From West Riding, Yorkshire, Fletcher began his stage carer with a production of The Winters Tale in Stratford-on-Avon in 1927. Three British films and a half dozen West End productions ensued before he crossed the Atlantic to appear in the play Scotland Yard on Broadway in 1929. 1930 through 1932 were spent in Hollywood, where Fletcher’s good looks and British manner suited him especially well in mysteries and horror, appearing in Raffles (1930), Svengali (1931), The Mummy (1932), The Monkey’s Paw (1933), and much later The Undying Monster (1942).
I’ve always found Fletcher’s scene in The Mummy, where he goes mad after bringing the titular monster to life after reading aloud some hieroglyphs, one of the most disturbing in all classic cinema. At this early phase of his career, Fletcher was also in The MIilionaire (1931), A Bill of Divorcement (1932, Katharine Hepburn’s first film, Fletcher’s second with John Barrymore), and The Scarlet Pimpernel (1934).
Fletcher mostly got supporting roles in Hollywood despite his leading man looks, so starting in late 1932 he returned to Broadway, where he starred in nearly two dozen plays over the next two decades.
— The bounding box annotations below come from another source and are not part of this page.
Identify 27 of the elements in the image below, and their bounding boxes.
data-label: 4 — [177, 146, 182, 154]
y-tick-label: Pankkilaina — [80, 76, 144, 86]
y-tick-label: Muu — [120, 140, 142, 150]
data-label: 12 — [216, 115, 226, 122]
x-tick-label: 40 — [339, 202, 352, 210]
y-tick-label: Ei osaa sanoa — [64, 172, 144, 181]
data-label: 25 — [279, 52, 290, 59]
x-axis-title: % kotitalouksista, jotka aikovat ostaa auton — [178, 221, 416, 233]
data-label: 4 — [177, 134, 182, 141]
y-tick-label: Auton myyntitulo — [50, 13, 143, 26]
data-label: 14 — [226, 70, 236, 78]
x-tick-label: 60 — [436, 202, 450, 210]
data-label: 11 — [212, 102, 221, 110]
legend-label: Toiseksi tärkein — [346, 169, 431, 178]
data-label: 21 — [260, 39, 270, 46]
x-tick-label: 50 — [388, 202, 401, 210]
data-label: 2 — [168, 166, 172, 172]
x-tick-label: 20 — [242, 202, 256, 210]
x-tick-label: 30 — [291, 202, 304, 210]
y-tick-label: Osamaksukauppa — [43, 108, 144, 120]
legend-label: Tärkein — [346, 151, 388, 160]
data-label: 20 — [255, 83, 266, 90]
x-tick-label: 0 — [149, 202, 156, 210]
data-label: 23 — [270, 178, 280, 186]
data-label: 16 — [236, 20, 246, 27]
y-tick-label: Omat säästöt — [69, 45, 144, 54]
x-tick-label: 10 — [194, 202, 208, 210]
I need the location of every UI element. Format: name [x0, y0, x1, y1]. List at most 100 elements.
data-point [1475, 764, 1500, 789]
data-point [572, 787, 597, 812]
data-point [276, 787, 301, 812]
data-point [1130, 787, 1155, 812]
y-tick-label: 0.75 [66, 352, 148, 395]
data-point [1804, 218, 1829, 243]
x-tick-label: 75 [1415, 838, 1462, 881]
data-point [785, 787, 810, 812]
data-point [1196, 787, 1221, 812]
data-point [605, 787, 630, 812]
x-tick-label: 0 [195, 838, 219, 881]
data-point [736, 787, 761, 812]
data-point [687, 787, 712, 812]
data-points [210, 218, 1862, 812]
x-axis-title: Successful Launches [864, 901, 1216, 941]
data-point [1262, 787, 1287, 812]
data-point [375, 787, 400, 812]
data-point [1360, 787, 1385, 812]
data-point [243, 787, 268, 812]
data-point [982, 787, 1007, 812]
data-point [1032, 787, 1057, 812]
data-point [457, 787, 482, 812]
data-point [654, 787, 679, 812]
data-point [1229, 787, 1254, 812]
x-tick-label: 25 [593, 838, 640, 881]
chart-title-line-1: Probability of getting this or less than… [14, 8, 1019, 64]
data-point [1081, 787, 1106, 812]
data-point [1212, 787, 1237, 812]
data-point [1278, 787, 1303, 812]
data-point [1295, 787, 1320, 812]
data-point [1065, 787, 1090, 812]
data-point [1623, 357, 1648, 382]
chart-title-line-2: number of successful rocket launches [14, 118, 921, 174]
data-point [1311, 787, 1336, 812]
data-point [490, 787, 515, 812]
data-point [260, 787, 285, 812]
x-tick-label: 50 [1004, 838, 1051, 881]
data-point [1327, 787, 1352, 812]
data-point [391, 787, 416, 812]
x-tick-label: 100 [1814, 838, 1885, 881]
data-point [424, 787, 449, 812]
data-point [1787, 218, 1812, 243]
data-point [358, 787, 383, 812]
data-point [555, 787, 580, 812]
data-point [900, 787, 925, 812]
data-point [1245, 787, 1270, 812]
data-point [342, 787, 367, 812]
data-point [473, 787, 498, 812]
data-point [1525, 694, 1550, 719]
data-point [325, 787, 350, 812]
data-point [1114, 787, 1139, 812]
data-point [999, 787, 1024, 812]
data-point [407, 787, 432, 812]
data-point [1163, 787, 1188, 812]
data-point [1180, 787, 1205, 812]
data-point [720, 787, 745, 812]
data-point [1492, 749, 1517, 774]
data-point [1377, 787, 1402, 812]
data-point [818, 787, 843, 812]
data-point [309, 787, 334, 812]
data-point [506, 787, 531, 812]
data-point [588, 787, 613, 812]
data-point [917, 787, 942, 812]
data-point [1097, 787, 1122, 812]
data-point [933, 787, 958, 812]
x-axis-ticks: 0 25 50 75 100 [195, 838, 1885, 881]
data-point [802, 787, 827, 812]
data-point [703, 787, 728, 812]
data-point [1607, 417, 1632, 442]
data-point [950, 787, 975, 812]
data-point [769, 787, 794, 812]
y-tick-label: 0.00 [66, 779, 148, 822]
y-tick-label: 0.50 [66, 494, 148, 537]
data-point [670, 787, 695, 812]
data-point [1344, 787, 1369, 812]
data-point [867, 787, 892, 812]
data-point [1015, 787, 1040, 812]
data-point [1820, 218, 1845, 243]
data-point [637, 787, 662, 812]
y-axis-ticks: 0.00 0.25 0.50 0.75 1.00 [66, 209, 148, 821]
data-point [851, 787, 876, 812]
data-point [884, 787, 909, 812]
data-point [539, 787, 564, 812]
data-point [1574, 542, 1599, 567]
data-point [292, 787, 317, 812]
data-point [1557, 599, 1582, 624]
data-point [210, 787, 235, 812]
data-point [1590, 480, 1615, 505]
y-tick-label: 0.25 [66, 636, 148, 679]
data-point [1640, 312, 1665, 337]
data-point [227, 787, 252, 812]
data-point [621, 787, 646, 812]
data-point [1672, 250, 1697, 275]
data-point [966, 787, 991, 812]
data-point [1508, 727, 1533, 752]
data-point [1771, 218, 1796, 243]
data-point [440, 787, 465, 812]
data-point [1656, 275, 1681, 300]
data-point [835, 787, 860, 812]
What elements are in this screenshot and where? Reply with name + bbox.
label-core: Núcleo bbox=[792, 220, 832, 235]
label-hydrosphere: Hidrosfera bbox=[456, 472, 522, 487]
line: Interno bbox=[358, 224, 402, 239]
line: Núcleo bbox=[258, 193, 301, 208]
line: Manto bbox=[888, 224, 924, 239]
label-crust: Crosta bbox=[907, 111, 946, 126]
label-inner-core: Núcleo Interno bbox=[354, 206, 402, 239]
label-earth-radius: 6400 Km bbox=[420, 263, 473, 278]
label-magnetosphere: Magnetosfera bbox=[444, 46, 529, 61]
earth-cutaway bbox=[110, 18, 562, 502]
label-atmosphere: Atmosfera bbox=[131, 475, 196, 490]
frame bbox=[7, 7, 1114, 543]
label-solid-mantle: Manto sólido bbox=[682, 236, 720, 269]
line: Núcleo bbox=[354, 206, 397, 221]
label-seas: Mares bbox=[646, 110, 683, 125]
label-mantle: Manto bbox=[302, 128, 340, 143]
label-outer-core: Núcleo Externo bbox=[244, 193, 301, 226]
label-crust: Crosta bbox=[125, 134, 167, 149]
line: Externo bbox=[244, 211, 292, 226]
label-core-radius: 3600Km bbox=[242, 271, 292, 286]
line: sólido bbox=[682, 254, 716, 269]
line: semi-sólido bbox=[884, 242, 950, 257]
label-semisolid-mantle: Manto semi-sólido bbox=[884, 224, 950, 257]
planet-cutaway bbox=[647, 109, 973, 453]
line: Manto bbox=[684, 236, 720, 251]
He was Maxim de Winter in the stage adaptation of Rebecca (1945) — unusually, five years after Hitchcock’s Hollywood version starring Laurence Olivier. From 1934 through 1940 he was married to Helen Chandler, who had also returned to the Broadway stage after a brief fling with Hollywood. From 1942 through 1946 he was married to Diana Barrymore, whom he had gotten to know through acting in films with her father. In later years Fletcher was to become known for his interpretations of Shaw, acting in The Doctor’s Dilemma (1941), Candida (1952), Misalliance (1953) and understudying Rex Harrison in My Fair Lady (1956-62). In 1965 he wrote and starred in his own touring vehicle The Bernard Shaw Story.
Throughout the 1950s and mid ’60s, Fletcher acted in scores of live television dramatic productions on shows like General Electric Theater and Robert Montgomery Presents. His last TV credit was a 1967 episode of a show called Coronet Blue. He acted in regional theatre through the mid 1970s, then retired to New Hampshire.